Description : When the nurse notes that the post cardiac surgery patient demonstrates low urine output (< 25 ml/hr) with high specific gravity (> 1.025), the nurse suspects: a) Inadequate fluid volume Urine ... by high urine output with low specific gravity. d) Anuria The anuric patient does not produce urine.

Last Answer : a) Inadequate fluid volume Urine output of less than 25 ml/hr may indicate a decrease in cardiac output. A high specific gravity indicates increased concentration of solutes in the urine which occurs with inadequate fluid volume.
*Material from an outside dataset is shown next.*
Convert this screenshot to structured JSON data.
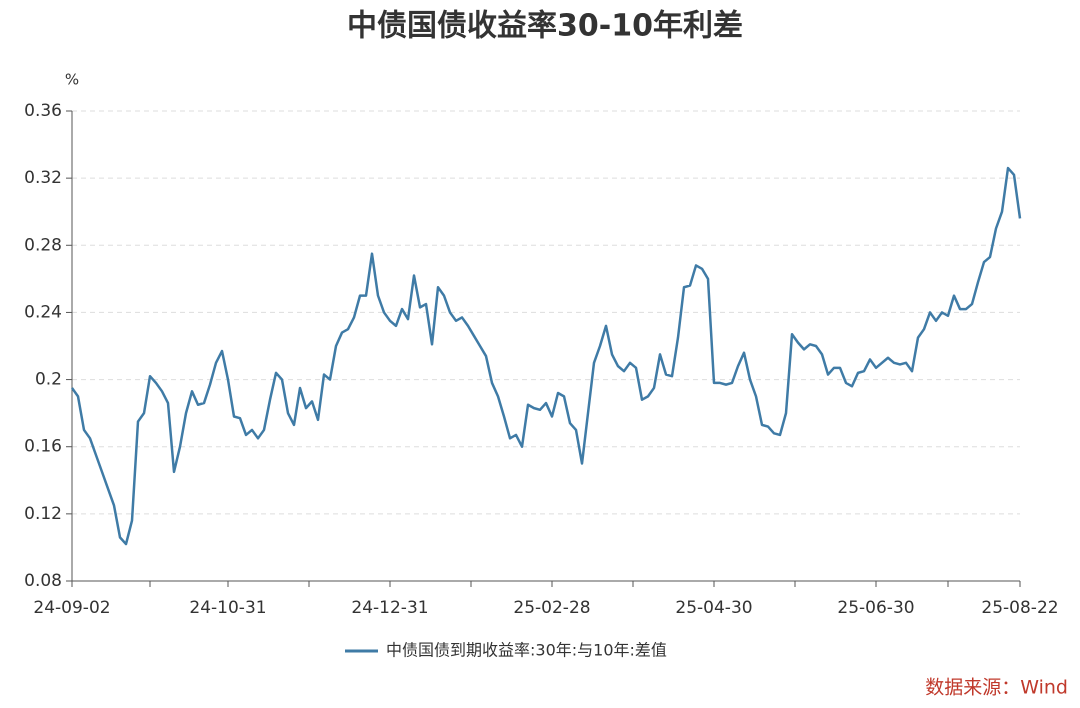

Description : When the nurse auscultates chest sounds that are harsh and cracking, sounding like two pieces of leather being rubbed together, she records her finding as a) pleural friction rub. A ... wheezes are continuous, musical, high-pitched, whistle-like sounds heard during inspiration and expiration.

Last Answer : a) pleural friction rub. A pleural friction rub is heard secondary to inflammation and loss of lubricating pleural fluid.

Description : The nurse recognizes which of the following signs as typical of the patient in shock? a) Rapid, weak, thready pulse Pulse increases as the body tries to compensate. b) Flushed face Pallor is ... urine output Usually, a low blood pressure and concentrated urine are observed in the patient in shock.

Last Answer : a) Rapid, weak, thready pulse Pulse increases as the body tries to compensate.